When Randy Pitchford accused USGamer of putting a clickbait headline (by the way, this is not how clickbait works, the entire subject is clearly visible from the headline), he believed himself so right that he was ready to argue over it. It is an option to say “I could’ve worded that better”, instead Pitchford demonstrated that disagreeing with him was an act of willfully misunderstanding his intentions. Sometimes however, intentions don’t matter. I’m sure that very few artists’ intentions are bad, which leads them to repeat that making a creative product is just a difficult process, to the point that we believe that working in the videogame industry you know what you’re getting into and will be able to offset the hard times with passion.

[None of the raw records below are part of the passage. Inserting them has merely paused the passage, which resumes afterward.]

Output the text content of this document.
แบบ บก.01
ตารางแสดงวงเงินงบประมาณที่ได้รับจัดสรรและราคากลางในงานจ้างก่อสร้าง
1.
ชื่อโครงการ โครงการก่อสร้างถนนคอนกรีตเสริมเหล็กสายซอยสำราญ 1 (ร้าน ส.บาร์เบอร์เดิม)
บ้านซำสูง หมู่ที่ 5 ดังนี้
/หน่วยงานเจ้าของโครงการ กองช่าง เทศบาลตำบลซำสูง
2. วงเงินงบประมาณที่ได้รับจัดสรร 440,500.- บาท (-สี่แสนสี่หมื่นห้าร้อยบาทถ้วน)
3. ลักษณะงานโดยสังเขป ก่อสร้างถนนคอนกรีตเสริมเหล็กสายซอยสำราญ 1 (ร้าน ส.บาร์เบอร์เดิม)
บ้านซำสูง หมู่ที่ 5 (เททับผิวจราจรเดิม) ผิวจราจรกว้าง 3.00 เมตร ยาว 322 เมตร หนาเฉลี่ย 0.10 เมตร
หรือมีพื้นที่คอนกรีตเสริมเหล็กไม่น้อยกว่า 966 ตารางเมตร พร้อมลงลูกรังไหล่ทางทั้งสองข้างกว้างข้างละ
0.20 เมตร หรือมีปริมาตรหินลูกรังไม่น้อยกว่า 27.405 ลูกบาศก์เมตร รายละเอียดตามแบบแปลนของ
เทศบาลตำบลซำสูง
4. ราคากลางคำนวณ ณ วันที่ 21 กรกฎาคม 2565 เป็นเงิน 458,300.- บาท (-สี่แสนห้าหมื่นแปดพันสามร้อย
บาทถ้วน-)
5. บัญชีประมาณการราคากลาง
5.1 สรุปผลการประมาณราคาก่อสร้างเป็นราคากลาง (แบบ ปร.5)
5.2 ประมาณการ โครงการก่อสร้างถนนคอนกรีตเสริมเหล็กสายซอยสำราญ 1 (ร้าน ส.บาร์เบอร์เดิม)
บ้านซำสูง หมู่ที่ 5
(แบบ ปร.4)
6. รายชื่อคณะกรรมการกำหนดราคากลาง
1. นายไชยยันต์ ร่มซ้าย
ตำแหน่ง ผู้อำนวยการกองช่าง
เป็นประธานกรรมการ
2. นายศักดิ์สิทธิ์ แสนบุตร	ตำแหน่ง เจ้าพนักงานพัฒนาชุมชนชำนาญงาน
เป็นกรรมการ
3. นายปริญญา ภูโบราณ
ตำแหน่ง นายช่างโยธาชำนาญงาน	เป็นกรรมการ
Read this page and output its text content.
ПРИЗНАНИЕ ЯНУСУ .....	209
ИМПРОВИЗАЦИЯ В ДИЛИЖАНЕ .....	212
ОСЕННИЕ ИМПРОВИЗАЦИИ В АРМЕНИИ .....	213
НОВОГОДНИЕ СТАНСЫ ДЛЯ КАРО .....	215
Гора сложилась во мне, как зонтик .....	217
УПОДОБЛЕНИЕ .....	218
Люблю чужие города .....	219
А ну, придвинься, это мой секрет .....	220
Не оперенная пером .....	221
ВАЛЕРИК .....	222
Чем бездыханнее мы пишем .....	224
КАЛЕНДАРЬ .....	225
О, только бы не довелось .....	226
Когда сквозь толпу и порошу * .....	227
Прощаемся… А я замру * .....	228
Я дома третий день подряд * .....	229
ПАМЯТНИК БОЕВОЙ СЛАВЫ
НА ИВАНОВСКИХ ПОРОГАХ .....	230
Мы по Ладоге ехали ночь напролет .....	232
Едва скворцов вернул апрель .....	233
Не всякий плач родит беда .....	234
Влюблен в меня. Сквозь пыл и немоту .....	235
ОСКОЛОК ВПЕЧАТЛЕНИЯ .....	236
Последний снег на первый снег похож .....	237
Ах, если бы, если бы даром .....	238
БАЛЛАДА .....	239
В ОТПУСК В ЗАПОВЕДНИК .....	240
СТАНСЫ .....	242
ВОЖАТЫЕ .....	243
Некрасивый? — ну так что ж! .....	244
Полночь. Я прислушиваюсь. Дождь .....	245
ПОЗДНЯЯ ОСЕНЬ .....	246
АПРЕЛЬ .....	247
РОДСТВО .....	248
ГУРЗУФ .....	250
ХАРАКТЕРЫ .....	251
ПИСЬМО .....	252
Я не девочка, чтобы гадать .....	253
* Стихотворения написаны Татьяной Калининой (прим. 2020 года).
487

In an industry as dependent on team effort as the videogame industry you will always find a reason to support a game, either because you value the creative input of the CEO or creative director or because you do so in spite of them. Personally for example I’m terribly attached to the Dragon Age series and want Dragon Age 4 to do well, but I see it as telling that so many of the writers responsible for what I’ve enjoyed over the years, people who publicly received their due, have left the company. This is the opposite way of acknowledging the work of individuals above the achievements of a team, at the same time I don’t believe the success of a creative product can only be replicated by its creator. Dragon Age can still work, just as Borderlands can work without Pitchford, but as a consumer I may only have the power to influence the position of one of these two. As soon as you see that a studio or an individual has a track record of a certain kind of behavior, it’s on you to act – yes, vote with your wallet, if you may. If you still don’t want to do that, I’m not your boss, stating your concerns is another valid method. The power user believe a review bomb to have can be used to positive effect, too.
As a critic, I’m trying to learn enough, ask enough questions and listen closely enough to speak not to consumer, but to creators. It’s not my task to tell you what to buy and enjoy, but I hope to reach creators and readers with awareness of their taste and tell them why I think something works or not, to offer a different perspective as someone who is attached to the experience in their own way, but not attached as a creator. You can often tell if a game has been affected by its development, and even if you can’t, you might be able to support or soothe fears the developers already had when they were making something. I know there are people behind the figurehead, people who are listening even when leadership might already see its methods vindicated. At the same time we should always be careful not to attribute success to a single person either. Meanwhile I’m hoping that we won’t always hear the bad news after the fact, and find the will make the “sacrifice” to not support a game that was made under reprehensible circumstances, as doing that as that will be a way to support its makers in the long run if karma is worth anything.